The discounter has been testing these tiny footprint stores for a while, and currently operates nearly 350 Neighborhood Markets, which come in at 42,000 square feet, and 20 Walmart Express stores, at just 15,000 square feet. It's even experimenting with a convenience-store-sized operation called Walmart-to-Go that is a minuscule 2,500 square feet. It's looking to expand these concepts further, and while it had originally planned to open 120 to 150 stores during the fiscal year, it now expects to add approximately 270 to 300 small stores and will spend an additional $600 million on the makeover. 

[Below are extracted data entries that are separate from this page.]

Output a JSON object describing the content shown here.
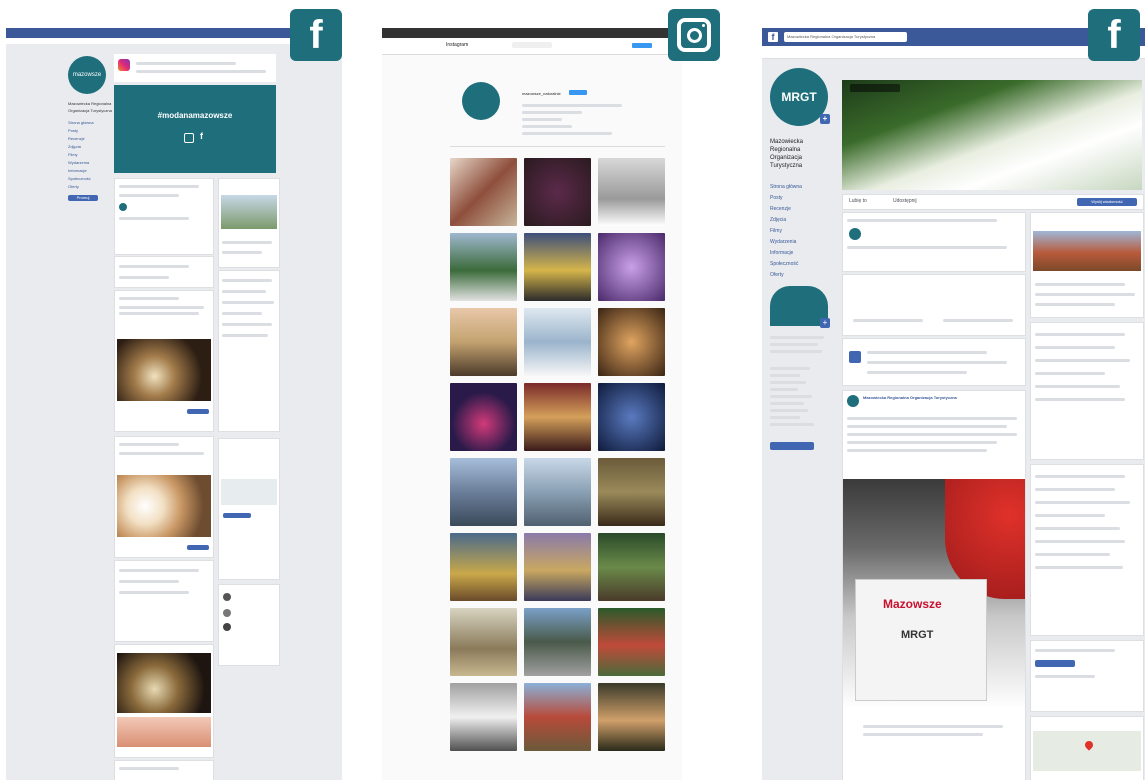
{
  "badges": {
    "facebook": "f",
    "instagram_icon": "instagram-icon"
  },
  "left": {
    "logo_text": "mazowsze",
    "cover_hashtag": "#modanamazowsze",
    "page_name": "Mazowiecka Regionalna Organizacja Turystyczna",
    "nav": [
      "Strona główna",
      "Posty",
      "Recenzje",
      "Zdjęcia",
      "Filmy",
      "Wydarzenia",
      "Informacje",
      "Społeczność",
      "Oferty"
    ],
    "button": "Promuj"
  },
  "middle": {
    "title": "Instagram",
    "username": "mazowsze_naturalnie"
  },
  "right": {
    "search_text": "Mazowiecka Regionalna Organizacja Turystyczna",
    "logo_text": "MRGT",
    "page_name": "Mazowiecka Regionalna Organizacja Turystyczna",
    "nav": [
      "Strona główna",
      "Posty",
      "Recenzje",
      "Zdjęcia",
      "Filmy",
      "Wydarzenia",
      "Informacje",
      "Społeczność",
      "Oferty"
    ],
    "post_author": "Mazowiecka Regionalna Organizacja Turystyczna",
    "stand_text": "Mazowsze",
    "stand_logo": "MRGT",
    "like_btn": "Lubię to",
    "share_btn": "Udostępnij",
    "send_btn": "Wyślij wiadomość"
  },
  "colors": {
    "fb_blue": "#3b5998",
    "teal": "#1e6e7c",
    "insta_bg": "#fafafa"
  }
}
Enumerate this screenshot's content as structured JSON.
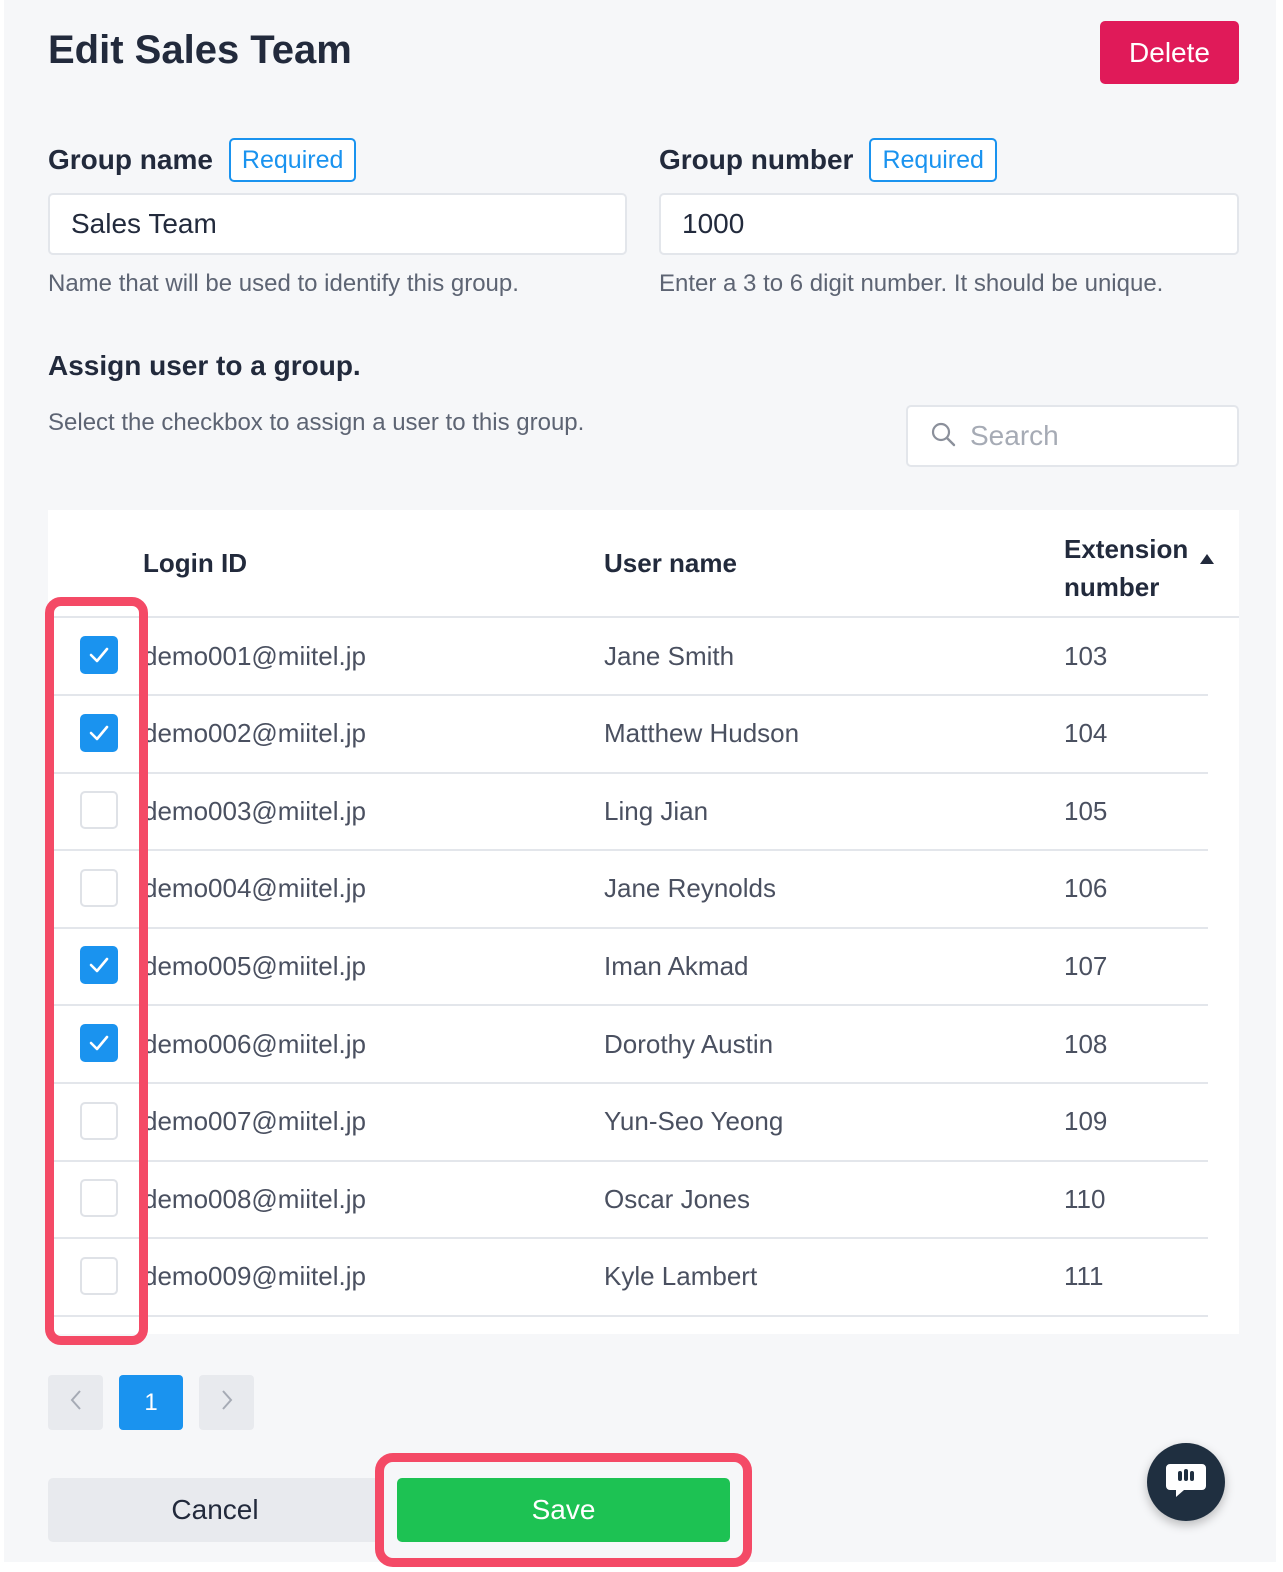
{
  "header": {
    "title": "Edit Sales Team",
    "delete_label": "Delete"
  },
  "form": {
    "group_name": {
      "label": "Group name",
      "badge": "Required",
      "value": "Sales Team",
      "hint": "Name that will be used to identify this group."
    },
    "group_number": {
      "label": "Group number",
      "badge": "Required",
      "value": "1000",
      "hint": "Enter a 3 to 6 digit number. It should be unique."
    }
  },
  "assign": {
    "title": "Assign user to a group.",
    "description": "Select the checkbox to assign a user to this group.",
    "search_placeholder": "Search"
  },
  "table": {
    "columns": {
      "login_id": "Login ID",
      "user_name": "User name",
      "extension_line1": "Extension",
      "extension_line2": "number"
    },
    "sort": "extension-ascending",
    "rows": [
      {
        "checked": true,
        "login": "demo001@miitel.jp",
        "name": "Jane Smith",
        "ext": "103"
      },
      {
        "checked": true,
        "login": "demo002@miitel.jp",
        "name": "Matthew Hudson",
        "ext": "104"
      },
      {
        "checked": false,
        "login": "demo003@miitel.jp",
        "name": "Ling Jian",
        "ext": "105"
      },
      {
        "checked": false,
        "login": "demo004@miitel.jp",
        "name": "Jane Reynolds",
        "ext": "106"
      },
      {
        "checked": true,
        "login": "demo005@miitel.jp",
        "name": "Iman Akmad",
        "ext": "107"
      },
      {
        "checked": true,
        "login": "demo006@miitel.jp",
        "name": "Dorothy Austin",
        "ext": "108"
      },
      {
        "checked": false,
        "login": "demo007@miitel.jp",
        "name": "Yun-Seo Yeong",
        "ext": "109"
      },
      {
        "checked": false,
        "login": "demo008@miitel.jp",
        "name": "Oscar Jones",
        "ext": "110"
      },
      {
        "checked": false,
        "login": "demo009@miitel.jp",
        "name": "Kyle Lambert",
        "ext": "111"
      }
    ]
  },
  "pagination": {
    "current_page": "1"
  },
  "footer": {
    "cancel_label": "Cancel",
    "save_label": "Save"
  },
  "colors": {
    "accent": "#1a93ef",
    "danger": "#e01a59",
    "success": "#1dc253",
    "highlight": "#f44a66"
  },
  "icons": {
    "search": "search-icon",
    "sort": "sort-ascending-icon",
    "checkmark": "check-icon",
    "prev": "chevron-left-icon",
    "next": "chevron-right-icon",
    "chat": "chat-icon"
  }
}
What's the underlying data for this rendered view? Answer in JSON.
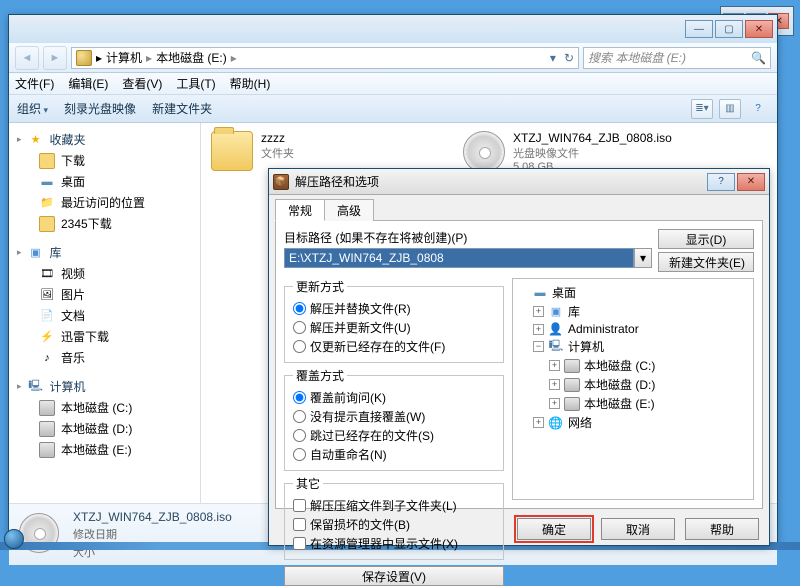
{
  "behind_window": {},
  "explorer": {
    "breadcrumb": {
      "seg1": "计算机",
      "seg2": "本地磁盘 (E:)"
    },
    "search_placeholder": "搜索 本地磁盘 (E:)",
    "menus": [
      "文件(F)",
      "编辑(E)",
      "查看(V)",
      "工具(T)",
      "帮助(H)"
    ],
    "toolbar": {
      "organize": "组织",
      "burn": "刻录光盘映像",
      "newfolder": "新建文件夹"
    },
    "sidebar": {
      "fav_head": "收藏夹",
      "fav": [
        "下载",
        "桌面",
        "最近访问的位置",
        "2345下载"
      ],
      "lib_head": "库",
      "lib": [
        "视频",
        "图片",
        "文档",
        "迅雷下载",
        "音乐"
      ],
      "pc_head": "计算机",
      "pc": [
        "本地磁盘 (C:)",
        "本地磁盘 (D:)",
        "本地磁盘 (E:)"
      ]
    },
    "files": {
      "folder": {
        "name": "zzzz",
        "meta": "文件夹"
      },
      "iso": {
        "name": "XTZJ_WIN764_ZJB_0808.iso",
        "meta1": "光盘映像文件",
        "meta2": "5.08 GB"
      }
    },
    "details": {
      "name": "XTZJ_WIN764_ZJB_0808.iso",
      "k_mod": "修改日期",
      "k_size": "大小"
    }
  },
  "dialog": {
    "title": "解压路径和选项",
    "tab_general": "常规",
    "tab_adv": "高级",
    "dest_label": "目标路径 (如果不存在将被创建)(P)",
    "dest_value": "E:\\XTZJ_WIN764_ZJB_0808",
    "btn_show": "显示(D)",
    "btn_newfolder": "新建文件夹(E)",
    "update_legend": "更新方式",
    "update_opts": [
      "解压并替换文件(R)",
      "解压并更新文件(U)",
      "仅更新已经存在的文件(F)"
    ],
    "overwrite_legend": "覆盖方式",
    "overwrite_opts": [
      "覆盖前询问(K)",
      "没有提示直接覆盖(W)",
      "跳过已经存在的文件(S)",
      "自动重命名(N)"
    ],
    "other_legend": "其它",
    "other_opts": [
      "解压压缩文件到子文件夹(L)",
      "保留损坏的文件(B)",
      "在资源管理器中显示文件(X)"
    ],
    "save_btn": "保存设置(V)",
    "tree": {
      "desktop": "桌面",
      "libs": "库",
      "admin": "Administrator",
      "computer": "计算机",
      "c": "本地磁盘 (C:)",
      "d": "本地磁盘 (D:)",
      "e": "本地磁盘 (E:)",
      "network": "网络"
    },
    "footer": {
      "ok": "确定",
      "cancel": "取消",
      "help": "帮助"
    }
  }
}
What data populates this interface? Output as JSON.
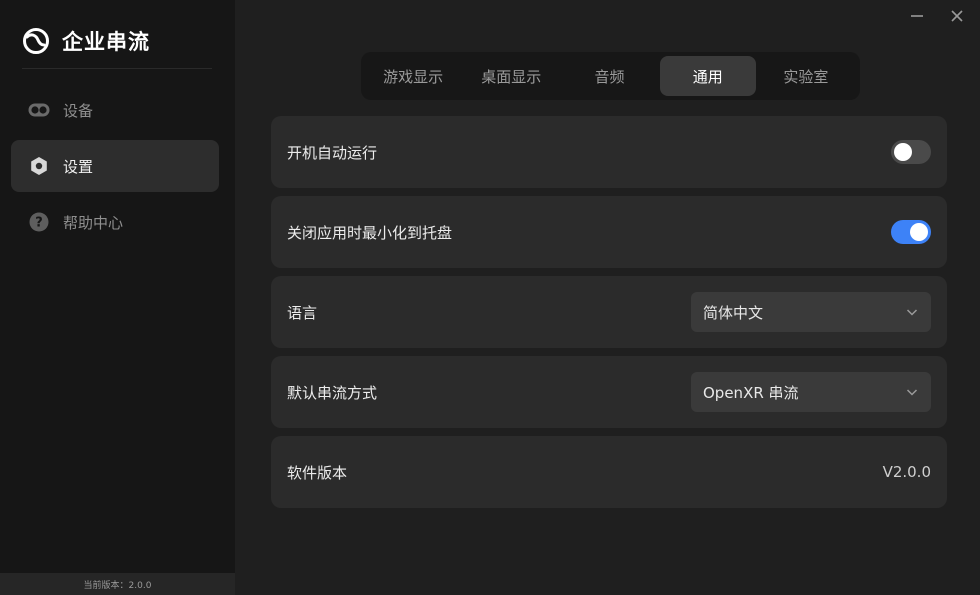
{
  "app": {
    "name": "企业串流",
    "footer_version": "当前版本：2.0.0"
  },
  "sidebar": {
    "items": [
      {
        "label": "设备",
        "icon": "vr-headset-icon",
        "active": false
      },
      {
        "label": "设置",
        "icon": "settings-icon",
        "active": true
      },
      {
        "label": "帮助中心",
        "icon": "help-icon",
        "active": false
      }
    ]
  },
  "tabs": [
    {
      "label": "游戏显示",
      "active": false
    },
    {
      "label": "桌面显示",
      "active": false
    },
    {
      "label": "音频",
      "active": false
    },
    {
      "label": "通用",
      "active": true
    },
    {
      "label": "实验室",
      "active": false
    }
  ],
  "settings": {
    "autostart": {
      "label": "开机自动运行",
      "enabled": false
    },
    "minimize_to_tray": {
      "label": "关闭应用时最小化到托盘",
      "enabled": true
    },
    "language": {
      "label": "语言",
      "value": "简体中文"
    },
    "stream_mode": {
      "label": "默认串流方式",
      "value": "OpenXR 串流"
    },
    "software_version": {
      "label": "软件版本",
      "value": "V2.0.0"
    }
  },
  "colors": {
    "accent": "#3d82f7",
    "background": "#1f1f1f",
    "sidebar": "#161616",
    "card": "#2b2b2b"
  }
}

Family Dollar operates some 7,900 stores in 46 states and was planning on opening 500 more this fiscal year. A typical Family Dollar store is between 7,500 and 9,500 square feet, with the average at 7,200 square feet of selling space. These would fit neatly into Wal-Mart's new niche between the Express and to-Go concepts (the Neighborhood Markets are more of a condensed version of its supercenters).

Although Family Dollar's board quickly adopted a poison pill defense that stops anyone from acquiring more than 10% of its shares or else triggers massive dilution of their stock, it was done not so much to actually prevent a takeover of the company but rather to give the board time to consider its options.

With a ready-made installed base available to jump-start its expansion into the small-store format, and the potential to acquire a struggling rival and not necessarily have to pay a premium price for it, now would be the perfect time for Wal-Mart to step forward and make a bid for Family Dollar.